Ha fatto della commedia, soprattutto romantica, il suo genere prediletto, collezionando una serie di successi per molti anni. Garry Marshall è morto nella città di Burbank all’età di 81 anni per complicazioni avvenute a seguito di un infarto.
Marshall, la cui famiglia era di origine italiana (il cognome originario del padre era infatti Masciarelli), era nato a New York nel 1934. La sua carriera inizia in televisione creando delle serie televisive destinate a entrare nella storia come Happy Days (che ha lanciato nell’Olimpo hollywoodiano Henry Winkler e il futuro regista Ron Howard) e lo spin-off di essa Mork & Mindy che ha contribuito a far conoscere a livello internazionale il talento istrionico di Robin Williams.
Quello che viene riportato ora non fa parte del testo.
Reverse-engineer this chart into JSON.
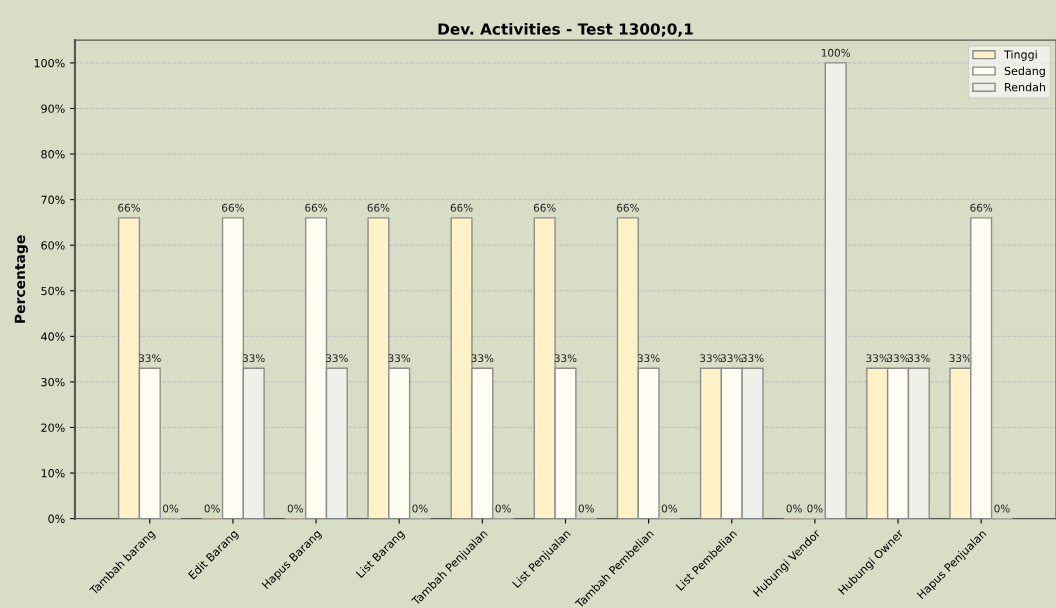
{
  "chart_data": {
    "type": "bar",
    "title": "Dev. Activities - Test 1300;0,1",
    "ylabel": "Percentage",
    "categories": [
      "Tambah barang",
      "Edit Barang",
      "Hapus Barang",
      "List Barang",
      "Tambah Penjualan",
      "List Penjualan",
      "Tambah Pembelian",
      "List Pembelian",
      "Hubungi Vendor",
      "Hubungi Owner",
      "Hapus Penjualan"
    ],
    "series": [
      {
        "name": "Tinggi",
        "color": "#fff2c6",
        "values": [
          66,
          0,
          0,
          66,
          66,
          66,
          66,
          33,
          0,
          33,
          33
        ],
        "value_labels": [
          "66%",
          "0%",
          "0%",
          "66%",
          "66%",
          "66%",
          "66%",
          "33%",
          "0%",
          "33%",
          "33%"
        ]
      },
      {
        "name": "Sedang",
        "color": "#fffdf2",
        "values": [
          33,
          66,
          66,
          33,
          33,
          33,
          33,
          33,
          0,
          33,
          66
        ],
        "value_labels": [
          "33%",
          "66%",
          "66%",
          "33%",
          "33%",
          "33%",
          "33%",
          "33%",
          "0%",
          "33%",
          "66%"
        ]
      },
      {
        "name": "Rendah",
        "color": "#eef1ea",
        "values": [
          0,
          33,
          33,
          0,
          0,
          0,
          0,
          33,
          100,
          33,
          0
        ],
        "value_labels": [
          "0%",
          "33%",
          "33%",
          "0%",
          "0%",
          "0%",
          "0%",
          "33%",
          "100%",
          "33%",
          "0%"
        ]
      }
    ],
    "ylim": [
      0,
      105
    ],
    "yticks": [
      {
        "value": 0,
        "label": "0%"
      },
      {
        "value": 10,
        "label": "10%"
      },
      {
        "value": 20,
        "label": "20%"
      },
      {
        "value": 30,
        "label": "30%"
      },
      {
        "value": 40,
        "label": "40%"
      },
      {
        "value": 50,
        "label": "50%"
      },
      {
        "value": 60,
        "label": "60%"
      },
      {
        "value": 70,
        "label": "70%"
      },
      {
        "value": 80,
        "label": "80%"
      },
      {
        "value": 90,
        "label": "90%"
      },
      {
        "value": 100,
        "label": "100%"
      }
    ],
    "grid": "y",
    "legend": "top right"
  }
}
Il suo esordio al cinema avviene nel 982 con la commedia L’ospedale più pazzo del mondo che ottiene un discreto successo. Il successo planetario avviene però nel 1990 quando dirige Richard Gere e Julia Roberts in Pretty Woman, sorta di rivisitazione della fiaba di Cenerentola. La storia del miliardario che s’innamora di una prostituta fa breccia nel cuore di milioni di spettatori e fa sfracelli nei botteghini di tutto il mondo.
L’anno successivo dirige i divi Al Pacino e Michelle Pfeiffer in Paura d’amare, storia di un cuoco che s’innamora seduta stante di una cameriera la quale ha paura di una relazione impegnativa. Il 1999 vede nuovamente la collaborazione tra Marshall e i divi Gere/Roberts per la commedia Se scappi ti sposo, ma questa volta il successo è ben lontano rispetto al film del 1990.
Nel 2001 dirige una giovane Anne Hathaway in Pretty Princess, a cui farà seguito tre anni dopo Principe azzurro cercasi: due fiabe semplici semplici destinate soprattutto a un pubblico adolescenziale prevalentemente femminile che, anche grazie alla partecipazione di Julie Andrews, ottengono un discreto riscontro di pubblico.
Negli ultimi anni, Marshall ha puntato su commedie romantiche corali, caratterizzate da un variegato cast ricco di grandi nomi; Appuntamento con l’amore (2010), Capodanno a New York (2011) e l’ultimo Mother’s Day fanno parte di un’ideale trilogia dedicata alle feste in cui s’intrecciano storie e personaggi: il pubblico accoglie tiepidamente questi film mentre la critica li boccia senza possibilità di appello.
A Marshall va dato il merito di aver fatto un cinema semplice, pulito, destinato a far trascorrere allo spettatore due ore di svago; ma gli va anche riconosciuto il merito di aver lanciato la carriera di molti attori (quella della Roberts e di Williams in primis) i quali devono un sentito ringraziamento a questo regista, sempre attento a ciò che il pubblico voleva.